Lo scopo non è “cuocere” il latte né renderlo sterile. Il processo mira a inattivare i microrganismi patogeni vegetativi e a ridurre la flora microbica complessiva. Alcuni microrganismi e spore possono sopravvivere: per questo il prodotto pastorizzato deve restare refrigerato e ha una vita commerciale più breve rispetto al latte UHT chiuso.
Pastorizzato non significa tutto uguale
Sullo scaffale si incontrano latte fresco pastorizzato, latte pastorizzato a temperatura elevata e prodotti che combinano microfiltrazione e trattamento termico.

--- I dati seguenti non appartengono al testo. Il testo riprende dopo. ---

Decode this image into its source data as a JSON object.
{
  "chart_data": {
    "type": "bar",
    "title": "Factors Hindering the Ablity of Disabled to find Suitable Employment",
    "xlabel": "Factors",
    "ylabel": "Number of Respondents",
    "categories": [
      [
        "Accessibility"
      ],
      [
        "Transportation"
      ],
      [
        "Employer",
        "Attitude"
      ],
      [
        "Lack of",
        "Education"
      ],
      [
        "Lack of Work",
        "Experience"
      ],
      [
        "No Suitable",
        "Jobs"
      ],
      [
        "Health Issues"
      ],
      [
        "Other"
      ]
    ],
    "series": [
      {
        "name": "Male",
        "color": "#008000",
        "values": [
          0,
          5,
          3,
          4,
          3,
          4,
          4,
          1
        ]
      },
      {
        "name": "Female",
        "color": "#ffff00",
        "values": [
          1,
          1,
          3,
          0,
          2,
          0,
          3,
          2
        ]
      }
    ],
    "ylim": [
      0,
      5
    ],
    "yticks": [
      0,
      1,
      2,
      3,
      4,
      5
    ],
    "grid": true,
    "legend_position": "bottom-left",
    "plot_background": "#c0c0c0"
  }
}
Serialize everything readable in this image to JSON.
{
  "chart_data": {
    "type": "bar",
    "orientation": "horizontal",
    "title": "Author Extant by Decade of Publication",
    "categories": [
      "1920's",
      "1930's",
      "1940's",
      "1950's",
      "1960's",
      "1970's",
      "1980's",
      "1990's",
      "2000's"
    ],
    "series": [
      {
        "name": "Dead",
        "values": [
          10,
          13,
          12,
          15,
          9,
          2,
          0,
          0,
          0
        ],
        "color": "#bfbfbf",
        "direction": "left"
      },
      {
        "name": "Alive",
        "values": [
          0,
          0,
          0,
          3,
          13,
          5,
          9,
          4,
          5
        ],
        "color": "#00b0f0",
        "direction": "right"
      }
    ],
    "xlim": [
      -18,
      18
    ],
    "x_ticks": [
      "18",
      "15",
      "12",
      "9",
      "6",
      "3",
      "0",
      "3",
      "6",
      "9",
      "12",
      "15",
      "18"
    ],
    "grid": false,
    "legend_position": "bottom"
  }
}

Il nome di vendita e le condizioni indicate in etichetta aiutano a distinguerli. Non è prudente dedurre durata o temperatura soltanto dal colore della confezione.
Che cosa resta importante a casa
Acquista il latte alla fine della spesa, trasportalo senza lunghe soste al caldo e riponilo subito in frigorifero. Dopo l'apertura richiudilo, evita di bere direttamente dal contenitore e non lasciarlo sul tavolo più del necessario. Se la confezione è gonfia, perde o presenta anomalie, non assaggiare il prodotto per “verificare”.
La pastorizzazione è quindi una barriera di sicurezza dentro un sistema più ampio: materia prima controllata, processo industriale, confezionamento, distribuzione refrigerata e corretta gestione domestica.